3.9 KiB
title, description
| title | description |
|---|---|
| Mcode IR | JSON-based intermediate representation |
Overview
Mcode is a JSON-based intermediate representation that can be interpreted directly. It represents the same operations as the Mach register VM but uses string-based instruction dispatch rather than binary opcodes. Mcode is intended as an intermediate step toward native code compilation.
Pipeline
Source → Tokenize → Parse (AST) → Fold → Mcode (JSON) → Streamline → Interpret
→ QBE → Native
Mcode is produced by mcode.cm, which lowers the folded AST to JSON instruction arrays. The streamline optimizer (streamline.cm) then eliminates redundant operations. The result can be interpreted by mcode.c, or lowered to QBE IL by qbe_emit.cm for native compilation. See Compilation Pipeline for the full overview.
JSMCode Structure
struct JSMCode {
uint16_t nr_args; // argument count
uint16_t nr_slots; // register count
cJSON **instrs; // pre-flattened instruction array
uint32_t instr_count; // number of instructions
struct {
const char *name; // label name
uint32_t index; // instruction index
} *labels;
uint32_t label_count;
struct JSMCode **functions; // nested functions
uint32_t func_count;
cJSON *json_root; // keeps JSON alive
const char *name; // function name
const char *filename; // source file
uint16_t disruption_pc; // exception handler offset
};
Instruction Format
Each instruction is a JSON array.

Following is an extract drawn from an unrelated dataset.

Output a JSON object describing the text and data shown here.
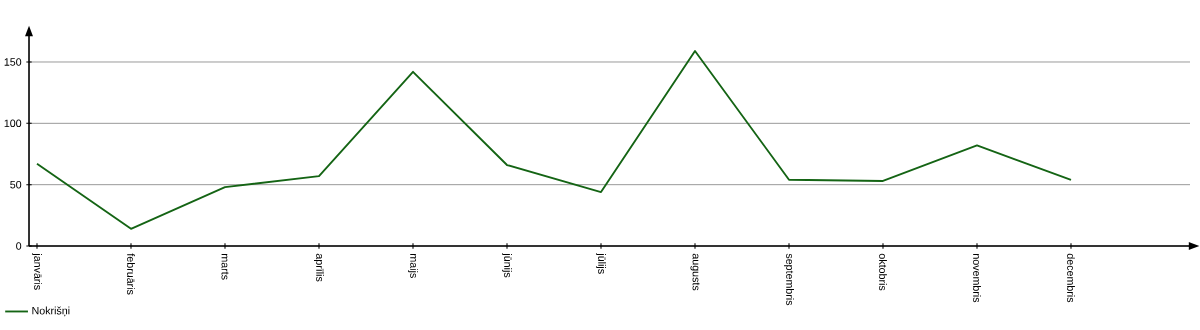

The first element is the instruction name (string), followed by operands (typically [op, dest, ...args, line, col]):
["access", 3, 5, 1, 9]
["load_index", 10, 4, 9, 5, 11]
["store_dynamic", 4, 11, 12, 6, 3]
["frame", 15, 14, 1, 7, 7]
["setarg", 15, 0, 16, 7, 7]
["invoke", 15, 13, 7, 7]
Typed Load/Store
Memory operations come in typed variants for optimization:
load_index dest, obj, idx— array element by integer indexload_field dest, obj, key— record property by string keyload_dynamic dest, obj, key— unknown; dispatches at runtimestore_index obj, val, idx— array element storestore_field obj, val, key— record property storestore_dynamic obj, val, key— unknown; dispatches at runtime
The compiler selects the appropriate variant based on type_tag and access_kind annotations from parse and fold.
Decomposed Calls
Function calls are split into separate instructions:
frame dest, fn, argc— allocate call framesetarg frame, idx, val— set argumentinvoke frame, result— execute the call
Labels
Control flow uses named labels instead of numeric offsets:
["LABEL", "loop_start"]
["ADD", 1, 1, 2]
["JMPFALSE", 3, "loop_end"]
["JMP", "loop_start"]
["LABEL", "loop_end"]
Labels are collected into a name-to-index map during loading, enabling O(1) jump resolution.
Differences from Mach
| Property | Mcode | Mach |
|---|---|---|
| Instructions | cJSON arrays | 32-bit binary |
| Dispatch | String comparison | Switch on opcode byte |
| Constants | Inline in JSON | Separate constant pool |
| Jump targets | Named labels | Numeric offsets |
| Memory | Heap (cJSON nodes) | Off-heap (malloc) |
Purpose
Mcode serves as an inspectable, debuggable intermediate format:
- Human-readable — the JSON representation can be printed and examined
- Language-independent — any tool that produces the correct JSON can target the ƿit runtime
- Compilation target — the Mach compiler can consume mcode as input, and future native code generators can work from the same representation
The cost of string-based dispatch makes mcode slower than the binary Mach VM, so it is primarily useful during development and as a compilation intermediate rather than for production execution.